More than 30 Emirati and expatriate state school teachers complained for three hours to council members, including Dr Mona Al Bahar (Dubai), Hamad Al Rahoomi (Dubai) and Dr Sheikha Al Erri (UAQ), about classroom conditions and problems with the Ministry of Education. Many said they wanted to leave the profession.
They repeatedly came back to the point that since beating children with sticks was banned, teachers had no authority in classrooms or any way of controlling pupils.
"There is no real punishment for the teachers to use. Rules about behaviour are all aimed at teachers," said one female Emirati teacher. "They always make the teacher wrong in the end."
She said teachers needed a way to punish children to restore authority in classrooms and get respect. They said the current lack of both was causing teachers to leave the profession.
One male Emirati teacher said the rules prevented teachers from even asking pupils about why they had missed days at school.
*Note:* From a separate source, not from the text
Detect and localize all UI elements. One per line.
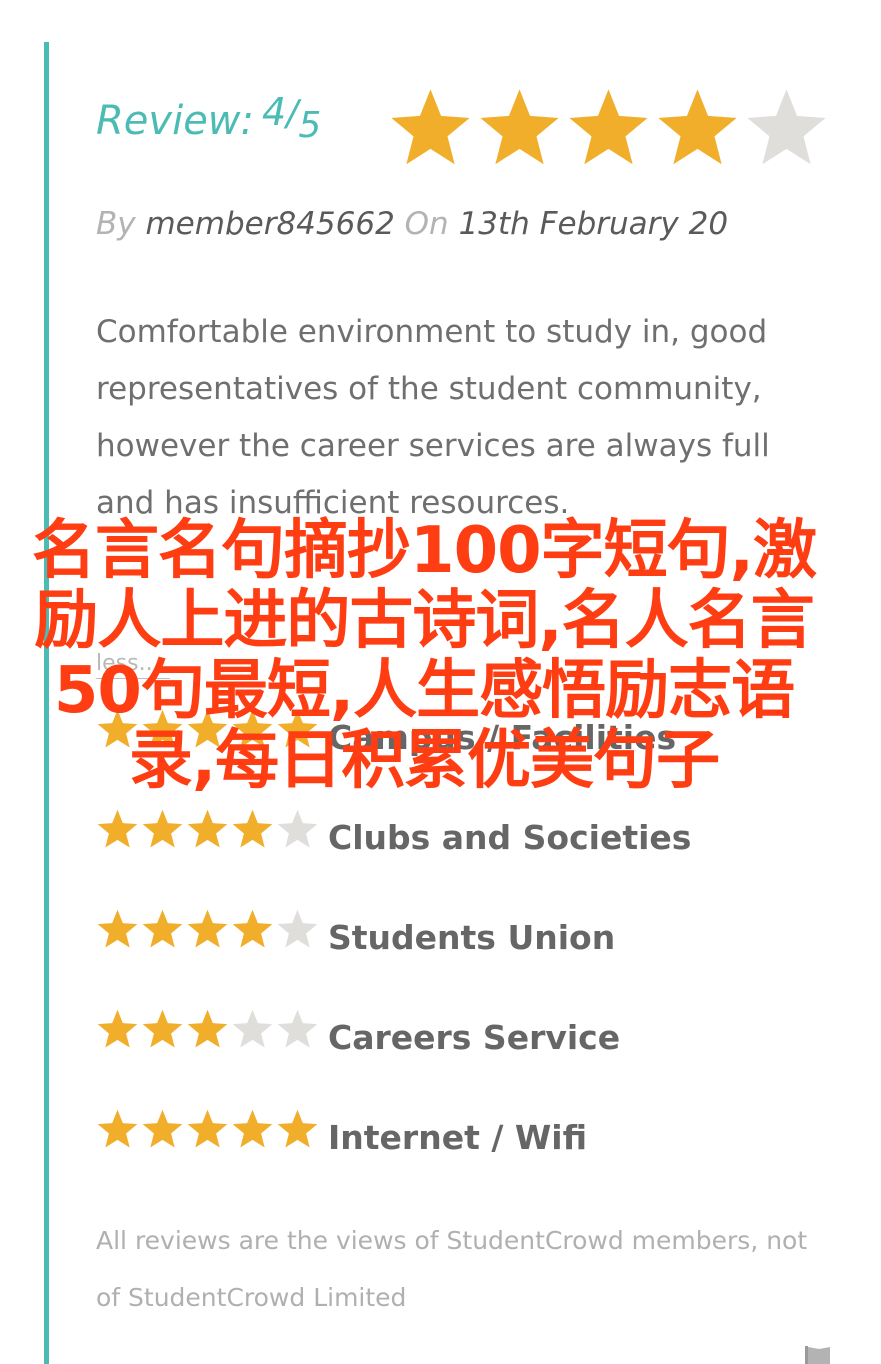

Even when children behaved badly enough to be expelled under the rules, they rarely were.
"Regulations about behaviour must be re-examined," said Saeed Al Kaabi, director of the Sharjah Education Zone, said. "This has lowered teachers' authority."
An Emirati nursery school teacher complained that budget cuts meant she no longer had a classroom assistant.
"I'm the only person in the classroom," she said.
"I have no rest except 15 minutes a day. Before there was an assistant. Every new ministry decision is worse than the one before."
Some had even resorted to using maids as classroom assistants. Surprised by this, FNC members asked what help maids could be. "Cutting and things," one teacher said.
Some classes were without teachers altogether. One principal said a class in her school had been without a teacher for two years.
Teachers complained, too, that they were expected to act as babysitters after school, sometimes staying behind for hours to wait for parents to pick up the last children. "It is not a teacher's job to be a supervisor," a teacher said.
Mr Al Rahoomi agreed this was not teachers' job.
Nor did work end when teachers left school, with new rules requiring them to spend hours making detailed lesson plans.
"Every year there is a change in the way to prepare classes," said one teacher who has been working in the UAE for 14 years. "I want an assistant. I do not want my maid to be my assistant."
The result, some said, was that they were often too tired to teach effectively, and ended up getting sick.
There were gripes, too, over a new requirement for teachers to produce end-of-year "performance portfolios" as evidence of their work.
Several said they did not understand what these documents were meant to be, with some admitting they had simply submitted photos of their classes at work.
"The performance portfolio that has been introduced this year is a weapon to be used against teachers," one teacher said.
"If it is not complete, they say where is the proof that you've been working? But my productivity is with the pupil. Now in class we take so many pictures."